The BAC’s Athlete Engagement Manager, Kristian Thomas, made his Olympic debut as a 23-year-old in London, and was Britain’s men’s gymnastics team captain four years later in Rio.
Here, he shares his insight into how vital it is that experience and knowledge is shared among athletes.
“Gymnastics is a sport with a fairly young average age at elite level, so I was relatively experienced in international competition when selected for London 2012, even though it was my first Games.
“Among the squad selected for that Games were Louis Smith, who was an Olympic medallist in Beijing, and Beth Tweddle, who was about to compete at her third Games. Utilising their first-hand experience and, more importantly, their composure and ‘business as usual’ approach in the build up to a Games was hugely beneficial.
“Fast forward four years to Rio, and after being chosen as captain by my team-mates, I was one of the gymnasts who needed to provide that advice and guidance to the younger members of the squad.
“It was a role I thoroughly enjoyed, but for the most part, was kept casual and relaxed. The team was already full of World and European medallists, so my job was predominantly making sure they went about their usual preparation, just as they would for any other event.
“The Olympics and Paralympics can create a heightened sense of excitement and alertness, and when channelled in the correct way, this can be a powerful tool for your performance – so having experience on how to do that in the village, training gyms and competition arenas are all important bits of knowledge and advice to share.
“As we all know, Olympic and Paralympic Games only – normally – come around once every four years, and getting the preparation right is key – nobody wants to feel as though they haven’t done themselves justice on the biggest stage, and then have to wait four years to put it right.

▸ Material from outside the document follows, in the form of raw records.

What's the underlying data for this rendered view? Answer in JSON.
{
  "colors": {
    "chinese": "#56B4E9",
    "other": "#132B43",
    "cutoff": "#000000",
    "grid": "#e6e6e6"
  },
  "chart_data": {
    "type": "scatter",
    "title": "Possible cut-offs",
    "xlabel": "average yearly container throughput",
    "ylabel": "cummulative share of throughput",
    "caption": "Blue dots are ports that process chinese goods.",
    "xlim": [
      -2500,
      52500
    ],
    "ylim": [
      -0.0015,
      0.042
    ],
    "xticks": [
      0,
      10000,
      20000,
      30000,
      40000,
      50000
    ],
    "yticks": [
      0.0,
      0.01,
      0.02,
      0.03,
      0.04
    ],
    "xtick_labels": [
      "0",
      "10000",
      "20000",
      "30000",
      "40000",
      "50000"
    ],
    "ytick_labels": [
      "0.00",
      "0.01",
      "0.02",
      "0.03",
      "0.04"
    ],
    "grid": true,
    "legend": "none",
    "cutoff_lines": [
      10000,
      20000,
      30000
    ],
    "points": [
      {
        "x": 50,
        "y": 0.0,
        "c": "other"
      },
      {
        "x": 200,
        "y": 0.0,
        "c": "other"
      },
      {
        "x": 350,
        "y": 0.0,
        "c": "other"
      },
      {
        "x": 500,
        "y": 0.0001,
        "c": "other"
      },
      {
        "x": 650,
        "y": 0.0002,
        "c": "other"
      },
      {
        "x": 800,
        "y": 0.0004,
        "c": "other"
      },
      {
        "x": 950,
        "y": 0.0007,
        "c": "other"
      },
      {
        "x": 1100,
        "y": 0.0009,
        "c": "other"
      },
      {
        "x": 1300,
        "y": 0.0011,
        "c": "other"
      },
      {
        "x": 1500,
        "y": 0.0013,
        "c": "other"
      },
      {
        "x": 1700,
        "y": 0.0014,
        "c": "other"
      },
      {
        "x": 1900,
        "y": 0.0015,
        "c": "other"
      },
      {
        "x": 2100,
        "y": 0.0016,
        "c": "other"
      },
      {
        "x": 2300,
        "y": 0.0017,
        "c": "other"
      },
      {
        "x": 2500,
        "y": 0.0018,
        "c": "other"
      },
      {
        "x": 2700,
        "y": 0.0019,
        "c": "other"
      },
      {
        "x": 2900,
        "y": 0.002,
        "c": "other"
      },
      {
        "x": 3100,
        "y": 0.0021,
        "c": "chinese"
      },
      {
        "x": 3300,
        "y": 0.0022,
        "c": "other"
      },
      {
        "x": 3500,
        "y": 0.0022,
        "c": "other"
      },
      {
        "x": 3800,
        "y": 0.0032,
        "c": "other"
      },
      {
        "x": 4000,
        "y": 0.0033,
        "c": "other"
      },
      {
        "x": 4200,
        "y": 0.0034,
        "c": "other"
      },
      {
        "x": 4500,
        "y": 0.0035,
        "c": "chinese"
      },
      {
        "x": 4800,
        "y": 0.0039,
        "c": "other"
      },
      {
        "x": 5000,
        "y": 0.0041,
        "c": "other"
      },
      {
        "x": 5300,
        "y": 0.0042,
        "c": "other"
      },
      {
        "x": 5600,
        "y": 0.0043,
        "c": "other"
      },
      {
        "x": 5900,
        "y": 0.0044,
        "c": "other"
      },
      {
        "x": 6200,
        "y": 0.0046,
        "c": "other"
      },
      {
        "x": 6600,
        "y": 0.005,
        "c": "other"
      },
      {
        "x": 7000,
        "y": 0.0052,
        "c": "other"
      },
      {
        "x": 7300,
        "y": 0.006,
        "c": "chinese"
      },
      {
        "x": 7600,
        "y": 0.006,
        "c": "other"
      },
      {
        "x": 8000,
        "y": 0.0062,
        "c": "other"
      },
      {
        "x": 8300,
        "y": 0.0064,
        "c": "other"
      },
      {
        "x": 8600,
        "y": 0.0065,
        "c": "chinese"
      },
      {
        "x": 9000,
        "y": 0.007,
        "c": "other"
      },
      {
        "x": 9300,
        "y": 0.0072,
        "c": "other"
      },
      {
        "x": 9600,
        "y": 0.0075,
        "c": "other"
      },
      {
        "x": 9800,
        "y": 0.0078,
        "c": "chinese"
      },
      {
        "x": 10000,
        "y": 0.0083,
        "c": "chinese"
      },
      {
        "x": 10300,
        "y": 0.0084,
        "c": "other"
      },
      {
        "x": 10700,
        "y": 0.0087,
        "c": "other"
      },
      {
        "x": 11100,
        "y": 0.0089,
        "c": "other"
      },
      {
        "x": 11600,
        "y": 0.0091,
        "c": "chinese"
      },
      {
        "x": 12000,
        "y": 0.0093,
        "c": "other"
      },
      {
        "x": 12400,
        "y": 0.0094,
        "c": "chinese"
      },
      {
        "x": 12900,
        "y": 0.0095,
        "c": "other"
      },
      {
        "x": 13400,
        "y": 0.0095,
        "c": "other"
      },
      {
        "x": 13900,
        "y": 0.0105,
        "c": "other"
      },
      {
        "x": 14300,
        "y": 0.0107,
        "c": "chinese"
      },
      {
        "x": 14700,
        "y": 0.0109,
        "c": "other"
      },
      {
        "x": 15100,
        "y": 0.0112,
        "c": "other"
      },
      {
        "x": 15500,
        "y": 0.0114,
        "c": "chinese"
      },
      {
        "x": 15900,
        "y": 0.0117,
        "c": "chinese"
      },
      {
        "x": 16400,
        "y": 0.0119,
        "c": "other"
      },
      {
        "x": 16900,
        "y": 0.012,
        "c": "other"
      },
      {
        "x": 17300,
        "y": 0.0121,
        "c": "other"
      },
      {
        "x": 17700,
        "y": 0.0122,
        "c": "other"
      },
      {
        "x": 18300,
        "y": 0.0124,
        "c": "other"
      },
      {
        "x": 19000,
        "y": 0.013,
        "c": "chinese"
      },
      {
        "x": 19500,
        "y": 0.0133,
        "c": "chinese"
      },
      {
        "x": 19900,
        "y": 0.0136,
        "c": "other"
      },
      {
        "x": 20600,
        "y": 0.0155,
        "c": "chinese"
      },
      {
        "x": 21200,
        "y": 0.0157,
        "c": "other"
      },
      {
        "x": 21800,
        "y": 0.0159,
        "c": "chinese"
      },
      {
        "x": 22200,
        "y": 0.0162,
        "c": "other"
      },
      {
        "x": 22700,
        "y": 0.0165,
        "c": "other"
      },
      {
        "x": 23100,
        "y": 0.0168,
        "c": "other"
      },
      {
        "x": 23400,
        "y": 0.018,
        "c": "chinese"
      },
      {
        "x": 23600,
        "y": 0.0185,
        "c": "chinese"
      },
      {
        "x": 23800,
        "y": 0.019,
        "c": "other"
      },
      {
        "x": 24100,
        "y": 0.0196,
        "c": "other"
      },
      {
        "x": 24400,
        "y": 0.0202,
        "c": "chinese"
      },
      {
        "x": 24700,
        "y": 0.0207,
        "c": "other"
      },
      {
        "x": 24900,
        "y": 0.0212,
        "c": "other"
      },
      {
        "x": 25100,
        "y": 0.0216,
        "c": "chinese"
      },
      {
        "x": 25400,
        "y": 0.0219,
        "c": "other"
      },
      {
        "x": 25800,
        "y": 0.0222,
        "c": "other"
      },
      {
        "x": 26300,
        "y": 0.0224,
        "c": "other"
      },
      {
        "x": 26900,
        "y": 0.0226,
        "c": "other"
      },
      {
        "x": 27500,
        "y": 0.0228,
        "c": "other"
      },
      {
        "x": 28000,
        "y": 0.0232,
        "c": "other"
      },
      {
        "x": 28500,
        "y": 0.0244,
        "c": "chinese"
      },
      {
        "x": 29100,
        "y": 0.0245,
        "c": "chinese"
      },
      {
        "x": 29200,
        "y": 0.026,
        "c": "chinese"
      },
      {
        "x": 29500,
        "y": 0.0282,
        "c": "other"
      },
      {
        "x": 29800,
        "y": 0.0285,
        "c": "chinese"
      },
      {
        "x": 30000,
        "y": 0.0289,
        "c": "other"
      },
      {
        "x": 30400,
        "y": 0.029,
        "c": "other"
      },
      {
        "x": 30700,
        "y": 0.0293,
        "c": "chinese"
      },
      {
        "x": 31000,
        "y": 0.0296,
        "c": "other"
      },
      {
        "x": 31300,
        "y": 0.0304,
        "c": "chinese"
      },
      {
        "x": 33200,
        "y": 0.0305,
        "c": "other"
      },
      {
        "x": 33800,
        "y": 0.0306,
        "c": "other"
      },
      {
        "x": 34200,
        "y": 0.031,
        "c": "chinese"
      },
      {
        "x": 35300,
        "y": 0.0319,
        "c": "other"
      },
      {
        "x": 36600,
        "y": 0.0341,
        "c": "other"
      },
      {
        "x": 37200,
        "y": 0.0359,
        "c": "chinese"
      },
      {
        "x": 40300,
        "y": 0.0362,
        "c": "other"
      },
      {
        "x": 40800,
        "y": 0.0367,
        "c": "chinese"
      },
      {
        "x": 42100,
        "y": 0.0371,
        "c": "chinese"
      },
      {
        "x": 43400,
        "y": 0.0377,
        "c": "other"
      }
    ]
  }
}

“For this reason, sharing knowledge and experience among athletes is crucial. It’s something that we try hard to facilitate here at the BAC, and it’s absolutely something that I would advise athletes to do within their own sports, social circles and training groups as well.
“For young athletes, ask as many questions as you can. For older, more experienced athletes, consider your status as an Olympic or Paralympic ‘veteran’ as a huge privilege, and make yourself available and approachable to your younger team-mates. This is one of the ways we’re able to create or contribute to a legacy as athletes, as it’s an element of my own career that I look back on with real pride.”